2. Create shortcuts for each application that includes the full path of the Access version you want to run the app and set the shortcut to run as admin. - This works for users because they have a limited number of applications they use and they don't do development.
3. Create a shortcut for each Access version with permission to run as admin. - This is what I chose for myself because it gave me the most flexibility. So, rather than double-clicking on a database, I would choose the Access shortcut for the version I wanted to run and then choose the app.

Beyond this issue which was caused by security permissions, I haven't had any compatibility issues. If it works in an older version, it works in a newer version as long as it compiles. You will run into code that no longer compiles because of changes to VBA but once you get past that, the compatibility is actually remarkable.
 
I found that many of the queries had lost their field names, and were showing EXPR1, EXPR2 etc, in place of field names. I deleted all of the queries and reloaded them, and now the application now works, though I think there is some tweaking.
One obvious change is that all forms fill the entire screen, even Switchboard. There is no setting to reduce the displayed for size. Is there a way to change that behavior, or do I have to go into every form and change the settings? I have probably 150 forms.

Robert
 
Pat: What sort of changes are there to VBA? How will I know if a change is needed? The form will not display?

Robert
 
I missed this error message at first - 'Enter parameter value' - but I'll say that 99.99% of the time, you have a spelling error. But you found the other 0.01% when you pointed out that your queries had lost some field names. That is an almost certain guarantee that you will get the 'Enter parameter value' input box. It simply means Access can't find something. So the question that really matters is where something got lost (i.e. in which step).

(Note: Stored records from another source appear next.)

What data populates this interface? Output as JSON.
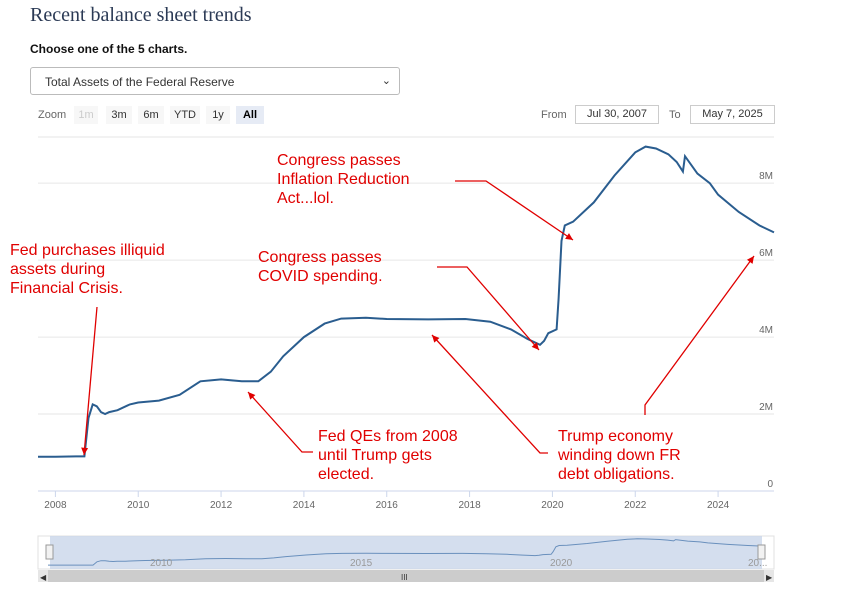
{
  "header": {
    "title": "Recent balance sheet trends",
    "choose_label": "Choose one of the 5 charts."
  },
  "selector": {
    "selected": "Total Assets of the Federal Reserve"
  },
  "zoom": {
    "label": "Zoom",
    "buttons": [
      "1m",
      "3m",
      "6m",
      "YTD",
      "1y",
      "All"
    ],
    "active": "All",
    "disabled": "1m"
  },
  "range": {
    "from_label": "From",
    "from": "Jul 30, 2007",
    "to_label": "To",
    "to": "May 7, 2025"
  },
  "navigator": {
    "labels": [
      "2010",
      "2015",
      "2020",
      "20..."
    ],
    "handle": "III"
  },
  "colors": {
    "line": "#2a5d8f",
    "annotation": "#e00000",
    "navigator_fill": "#c9d6ea"
  },
  "annotations": [
    {
      "lines": [
        "Fed purchases illiquid",
        "assets during",
        "Financial Crisis."
      ]
    },
    {
      "lines": [
        "Congress passes",
        "Inflation Reduction",
        "Act...lol."
      ]
    },
    {
      "lines": [
        "Congress passes",
        "COVID spending."
      ]
    },
    {
      "lines": [
        "Fed QEs from 2008",
        "until Trump gets",
        "elected."
      ]
    },
    {
      "lines": [
        "Trump economy",
        "winding down FR",
        "debt obligations."
      ]
    }
  ],
  "chart_data": {
    "type": "line",
    "title": "Total Assets of the Federal Reserve",
    "xlabel": "",
    "ylabel": "",
    "xlim": [
      2007.58,
      2025.35
    ],
    "ylim": [
      0,
      9200000
    ],
    "x_ticks": [
      2008,
      2010,
      2012,
      2014,
      2016,
      2018,
      2020,
      2022,
      2024
    ],
    "y_ticks": [
      0,
      2000000,
      4000000,
      6000000,
      8000000
    ],
    "y_tick_labels": [
      "0",
      "2M",
      "4M",
      "6M",
      "8M"
    ],
    "grid": true,
    "series": [
      {
        "name": "Total Assets",
        "x": [
          2007.58,
          2008.0,
          2008.5,
          2008.7,
          2008.8,
          2008.9,
          2009.0,
          2009.1,
          2009.2,
          2009.3,
          2009.5,
          2009.8,
          2010.0,
          2010.5,
          2011.0,
          2011.5,
          2012.0,
          2012.5,
          2012.9,
          2013.2,
          2013.5,
          2014.0,
          2014.5,
          2014.9,
          2015.5,
          2016.0,
          2017.0,
          2017.9,
          2018.5,
          2019.0,
          2019.4,
          2019.7,
          2019.8,
          2019.9,
          2020.1,
          2020.15,
          2020.22,
          2020.3,
          2020.5,
          2021.0,
          2021.5,
          2022.0,
          2022.25,
          2022.5,
          2022.8,
          2023.0,
          2023.15,
          2023.2,
          2023.5,
          2023.8,
          2024.0,
          2024.5,
          2025.0,
          2025.35
        ],
        "y": [
          890000,
          890000,
          900000,
          900000,
          1900000,
          2250000,
          2200000,
          2050000,
          2000000,
          2050000,
          2100000,
          2250000,
          2300000,
          2350000,
          2500000,
          2850000,
          2900000,
          2850000,
          2850000,
          3100000,
          3500000,
          4000000,
          4350000,
          4480000,
          4500000,
          4470000,
          4460000,
          4470000,
          4400000,
          4200000,
          3950000,
          3800000,
          3900000,
          4100000,
          4200000,
          5000000,
          6500000,
          6900000,
          7000000,
          7500000,
          8200000,
          8800000,
          8950000,
          8900000,
          8750000,
          8550000,
          8300000,
          8700000,
          8250000,
          8000000,
          7700000,
          7250000,
          6900000,
          6720000
        ]
      }
    ]
  }
}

Is there a chance that you could repeat the process on a copy of the original database one step at a time and see when your queries lost their contents? Because it sounds (vaguely) like one of the system tables didn't copy correctly. Is there a chance that you had local tables as well as backend tables and that a query joined FE and BE tables together? Because that would invalidate all the cross-segment queries before you relinked them.
 
Access, very unhelpfully, does this whenever you access a query and Access can't find the tables/queries it references. This can happen in a couple of situations such as when you rebuild a database by importing all objects and do it in the wrong order so the queries are imported before the tables. Another situation is if your queries reference linked tables or spreadsheets or temp tables that get deleted. If you use temporary objects that might get deleted, the safest thing to do is to keep the queries as SQL strings rather than saved querydefs.
 
Pat: I think you are correct. I started with a blank front end database (because the existing one refused to convert) and loaded all of the queries before setting up the links to tables on the back end. Many of the queries then referenced EXPR1 etc.
I deleted all of the queries and reloaded them, with the table links in place. That seemed to fix the problem.